The Supreme Court has indicated that within “the time reasonably required to complete” the stop’s mission, the Fourth Amendment may tolerate investigations that are unrelated to the purpose of the stop and that fall outside the scope of that mission. Id. at 1615. The Court is clear, however, that these “unrelated investigations” are impermissible if they “lengthen the roadside detention.” Police simply may not perform unrelated investigations that prolong a stop unless they have “independent reasonable suspicion justifying [the] prolongation.”

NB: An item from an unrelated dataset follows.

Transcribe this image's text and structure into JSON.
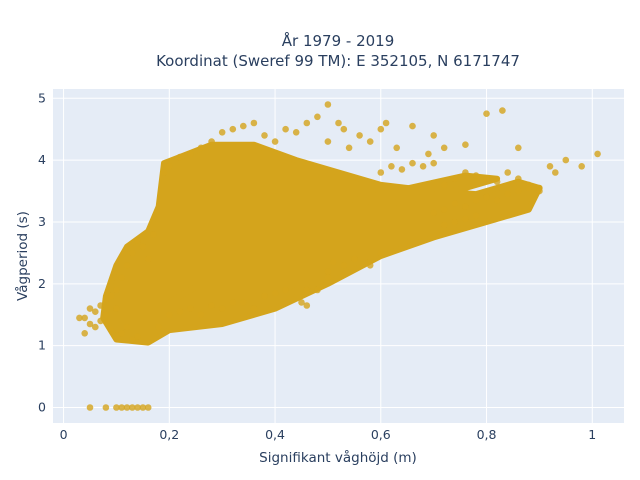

Non-routine record checks and dog sniffs are paradigm examples of “unrelated investigations” that may not be performed if they prolong a roadside detention absent independent reasonable suspicion. These inquiries “[l]ack[] the same close connection to roadway safety as the ordinary inquiries.” We have held that prolonging a traffic stop to perform an ex-felon registration check or a dog sniff is unlawful because these tasks are “aimed at detecting evidence of ordinary criminal wrongdoing” and are not “ordinary inquir[ies] incident to the traffic stop.” “[T]he Government’s endeavor to detect crime in general or drug trafficking in particular . . . cannot justify prolonging an ordinary traffic stop . . . .” “Such on scene investigation into other crimes detours from an officer’s traffic mission.”